According to the steps, a Q learning updating strategy formula Q (s, a) ═ E [ R + gamma maxQ (s ', a') | s, a ] dynamic Q matrix is adopted to continuously train and iterate, wherein Q (s ', a') is the maximum Q value obtained in one training, gamma is the learning rate, and the value is 0.9, the updating is stopped until the set iteration number reaches the upper limit or the Q matrix is converged, and the Q matrix obtained by default is the optimal matrix, according to the method, a series of optimal mapping relations (action values and reward values) can be obtained, so that a sequence of 3 joint action values of the cloth robot obtained by planning the track in a set error zone is obtained, therefore, the track planning of straight line pouring is completed, the complex inverse kinematics solution optimization operation is avoided, and the optimal path point of the target pouring track and the state-action sequence of the material distribution robot are obtained.
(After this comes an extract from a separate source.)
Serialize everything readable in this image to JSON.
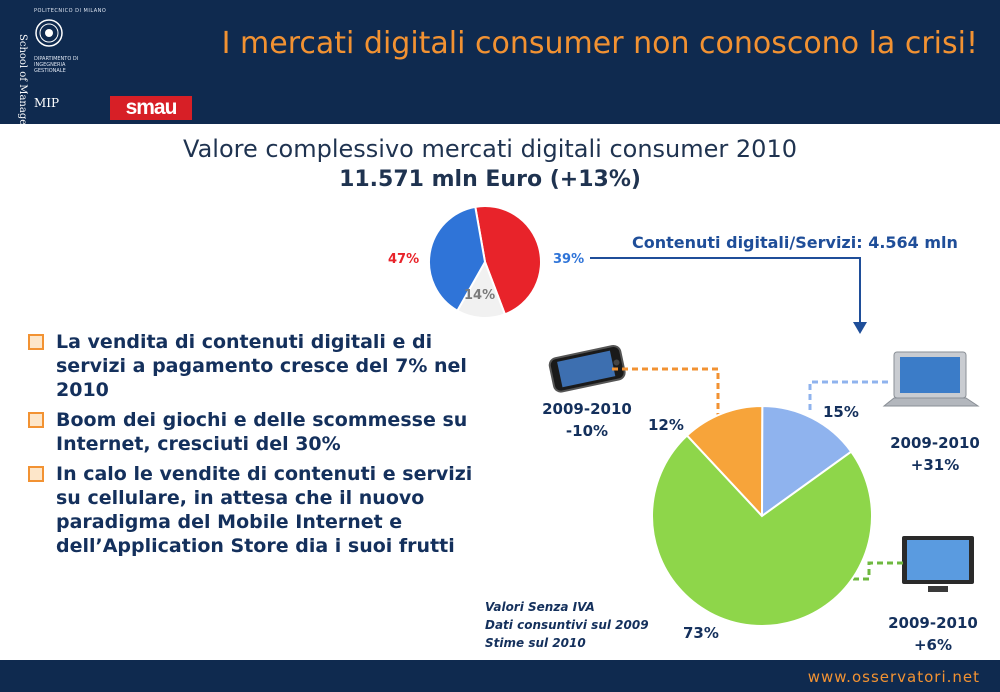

As shown in fig. 4, the optimal continuous path planning points are obtained by the Q learning trajectory planner of the present application, and the optimal continuous trajectory can be obtained by fitting the portions between the path points in a conventional curve fitting manner. The concrete continuous pouring track obtained by the method provided by the application is composed of a series of discrete points, and each discrete point represents a motion state of the material distribution robot.
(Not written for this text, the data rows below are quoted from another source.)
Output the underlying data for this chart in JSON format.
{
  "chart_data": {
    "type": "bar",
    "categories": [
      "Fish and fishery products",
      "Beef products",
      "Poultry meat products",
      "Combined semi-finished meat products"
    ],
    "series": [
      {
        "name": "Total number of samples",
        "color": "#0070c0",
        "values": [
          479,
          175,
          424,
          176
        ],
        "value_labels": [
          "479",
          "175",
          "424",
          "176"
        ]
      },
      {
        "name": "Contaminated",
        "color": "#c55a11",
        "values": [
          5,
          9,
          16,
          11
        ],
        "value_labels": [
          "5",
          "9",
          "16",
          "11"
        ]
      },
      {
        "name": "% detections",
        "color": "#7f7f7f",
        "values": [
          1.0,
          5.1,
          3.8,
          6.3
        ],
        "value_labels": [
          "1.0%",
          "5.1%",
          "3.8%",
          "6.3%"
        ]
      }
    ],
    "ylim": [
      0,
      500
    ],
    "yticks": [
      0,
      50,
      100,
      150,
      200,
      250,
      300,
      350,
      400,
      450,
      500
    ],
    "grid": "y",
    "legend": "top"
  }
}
In fig. 4, all path points of a straight path obtained by the concrete distributing robot trajectory planner based on Q learning are all states reached by the distributing robot and are within a set error band range, so that the requirements of autonomous planning and error control of the intelligent construction engineering machinery are met.

Claims

1. The utility model provides a concrete cloth robot path planning method based on Q study, to the characteristics of redundancy concrete cloth robot, its characterized in that designs a general path planning frame, divides cloth robot path planning into two parts: one part is a rapid movement process of the cloth robot from an initial state to a path starting point and from a path end point to an initial state; the other part is the process that the material distribution robot carries out continuous concrete pouring from the starting point of the pouring path to the end point of the pouring path;

furthermore, in the process of rapid movement, an interior point method is adopted to perform inverse solution optimization with time optimization as a target without considering a middle path, and a cubic polynomial is adopted to fit a track; in the continuous pouring process of concrete, forming an error band with a certain area on a path to be poured at the tail end of the distributing robot, wherein the error band width is set according to a given pouring precision condition;

furthermore, the formed path error band is divided into regions by using a Q learning algorithm, the reward value is given to the divided regions according to the poured target and the constraint, the given grids are trained, the action sequence of each joint of the robot is finally formed, the action of the robot is directly obtained, and the complex track planning process is avoided.